The swearing-in ceremony of Mayor Bill de Blasio, who describes himself as “spiritual,” not religious, spoke to the Roman Catholic Church’s decline.
Since 1965, the archbishop or his deputy had spoken at the inauguration of every mayor.
But in 2014, the archbishop of New York was absent. He gave no sermon or invocation when Mr. de Blasio was inaugurated.
As the spiritual leader of nearly three million Catholics in the nation’s second-largest archdiocese, Cardinal Timothy M. Dolan remains a force to be reckoned with.
But if Edward N. Costikyan were still cataloging New York’s top 10 power brokers, would the cardinal make the cut?
Most institutional power has diffused since New York magazine published those lists almost a half-century ago.
But the organized church has been particularly enfeebled by a combination of mid-20th-century white flight, child sexual abuse cases and its failure to engage enough young people and newly arrived immigrants.
George J. Marlin and Brad Miner trace its evolution, from 1850 to the present, in the timely “Sons of Saint Patrick: A History of the Archbishops of New York From Dagger John to Timmytown” (Ignatius Press, $34.95).
Of the 10 men who have presided over the New York Archdiocese, two were born in Ireland and the rest were not more than second-generation Irish.
(Cardinal John O’Connor, while a proud son of St. Patrick, was actually half-Irish: His sister learned after his death in 2000 that their mother was a rabbi’s daughter who had converted to Catholicism.)

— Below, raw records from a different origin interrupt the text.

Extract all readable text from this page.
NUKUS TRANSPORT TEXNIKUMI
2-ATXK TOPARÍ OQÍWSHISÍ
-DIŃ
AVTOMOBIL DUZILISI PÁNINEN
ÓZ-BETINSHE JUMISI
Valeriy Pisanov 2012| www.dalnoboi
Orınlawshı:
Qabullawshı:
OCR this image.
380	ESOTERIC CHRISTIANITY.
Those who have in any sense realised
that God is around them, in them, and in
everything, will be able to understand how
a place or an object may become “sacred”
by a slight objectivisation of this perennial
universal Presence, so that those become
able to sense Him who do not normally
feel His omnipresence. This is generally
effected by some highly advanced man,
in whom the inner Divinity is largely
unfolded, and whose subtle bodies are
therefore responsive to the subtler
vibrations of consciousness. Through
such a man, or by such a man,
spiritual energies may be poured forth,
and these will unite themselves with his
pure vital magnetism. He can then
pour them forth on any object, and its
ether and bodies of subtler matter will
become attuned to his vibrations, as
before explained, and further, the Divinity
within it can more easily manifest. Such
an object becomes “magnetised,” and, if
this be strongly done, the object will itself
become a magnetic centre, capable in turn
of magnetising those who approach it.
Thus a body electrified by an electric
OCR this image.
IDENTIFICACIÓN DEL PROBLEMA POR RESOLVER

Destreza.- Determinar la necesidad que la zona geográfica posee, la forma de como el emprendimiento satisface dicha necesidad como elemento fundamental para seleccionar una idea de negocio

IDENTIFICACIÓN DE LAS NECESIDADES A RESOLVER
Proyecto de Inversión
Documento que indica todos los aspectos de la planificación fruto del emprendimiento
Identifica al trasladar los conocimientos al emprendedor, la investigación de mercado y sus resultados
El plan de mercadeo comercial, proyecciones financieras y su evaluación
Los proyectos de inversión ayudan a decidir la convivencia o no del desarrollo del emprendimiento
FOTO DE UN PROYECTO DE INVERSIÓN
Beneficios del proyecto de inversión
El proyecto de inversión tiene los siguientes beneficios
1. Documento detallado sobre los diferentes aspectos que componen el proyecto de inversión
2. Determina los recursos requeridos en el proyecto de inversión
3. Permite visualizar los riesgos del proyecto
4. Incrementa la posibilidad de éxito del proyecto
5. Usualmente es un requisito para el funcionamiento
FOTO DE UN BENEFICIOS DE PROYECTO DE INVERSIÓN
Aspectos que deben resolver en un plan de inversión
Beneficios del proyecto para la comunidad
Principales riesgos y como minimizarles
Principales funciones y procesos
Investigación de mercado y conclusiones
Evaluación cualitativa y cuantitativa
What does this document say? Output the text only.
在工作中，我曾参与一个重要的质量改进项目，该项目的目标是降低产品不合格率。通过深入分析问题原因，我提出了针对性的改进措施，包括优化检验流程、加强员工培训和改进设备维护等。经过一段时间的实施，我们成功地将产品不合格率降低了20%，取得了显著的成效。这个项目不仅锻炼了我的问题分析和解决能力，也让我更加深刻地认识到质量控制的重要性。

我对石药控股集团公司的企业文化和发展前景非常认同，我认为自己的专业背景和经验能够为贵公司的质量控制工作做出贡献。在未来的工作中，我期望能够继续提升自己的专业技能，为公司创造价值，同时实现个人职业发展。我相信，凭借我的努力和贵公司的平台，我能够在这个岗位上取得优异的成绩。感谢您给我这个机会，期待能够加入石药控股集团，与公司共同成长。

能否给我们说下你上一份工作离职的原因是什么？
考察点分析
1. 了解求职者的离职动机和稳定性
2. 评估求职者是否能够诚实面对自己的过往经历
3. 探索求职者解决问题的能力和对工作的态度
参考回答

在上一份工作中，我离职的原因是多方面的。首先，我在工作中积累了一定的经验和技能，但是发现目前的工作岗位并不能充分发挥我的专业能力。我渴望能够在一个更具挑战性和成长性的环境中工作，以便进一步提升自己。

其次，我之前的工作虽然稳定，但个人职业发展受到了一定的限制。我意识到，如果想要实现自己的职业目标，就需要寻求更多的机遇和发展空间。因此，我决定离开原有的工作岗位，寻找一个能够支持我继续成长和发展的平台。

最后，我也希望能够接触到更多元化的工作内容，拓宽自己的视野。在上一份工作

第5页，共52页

The authors, who approach the subject with solid canonical and conservative credentials, note that Catholicism started inauspiciously in New Amsterdam — a French Jesuit missionary, who was later tomahawked by Native Americans, counted three Catholics there, including himself, in 1643.
By the middle of the 19th century in New York, though, “Catholicism went from being a minority Christian denomination to America’s largest,” thanks mainly to Irish immigration.
Anyone who has seen the film “Gangs of New York” knows that Catholics weren’t greeted with open arms by Protestants who had arrived even earlier.
But they met their match in the first archbishop, John Hughes (“Dagger John,” named so for both his unbreakable spirit and for the symbol that was part of his signature, which could be taken for a cross or a cutlass).
He created a parochial school system and sited the new St. Patrick’s Cathedral in what he presciently knew would be the heart of Manhattan.
When nativists were rampaging in other cities, he issued a blunt warning to New York’s mayor that evoked the scorched Russian capital captured by Napoleon: “If a single Catholic church is burned in New York, the city will become a second Moscow.” (He was considerably less emphatic in opposing slavery.)
Catholic political power peaked under Cardinal Francis Spellman, who reigned for 28 years in the mid-20th century. Not for nothing was his headquarters universally known as the Powerhouse, through which government social welfare, health and education appointments had to be vetted.
Cardinal Spellman was also President Franklin D. Roosevelt’s personal emissary, a fierce anti-Communist and fan of Senator Joseph McCarthy, and a union-buster.
Elected officials like Gov. Mario M. Cuomo eventually became more willing to publicly challenge the church’s political agenda.
Under Cardinal Dolan, gay groups finally get to march in the St. Patrick’s Day parade and politicians who support abortion rights are not threatened with excommunication.
“Sons of Saint Patrick” is a good biography. It would have been even better given more contextual overlay like the author’s conclusion that “in the 21st century, the church spirals into even greater debt because so much of what was built in the 19th century and sustained in the 20th has now become unaffordable.”
As Henry A. Sheinkopf wrote in 2015 in “The Archdiocese of New York: Transition From Urban Powerhouse to Suburban Institution, 1950-2000,” the organized church is now “less of a temporal, institutional force within the city and more of a spiritual force within the ranks of its faithful.”
Still, the authors conclude, there are “few other religious leaders in New York who have had or are likely to have the moral influence of its Catholic archbishop.”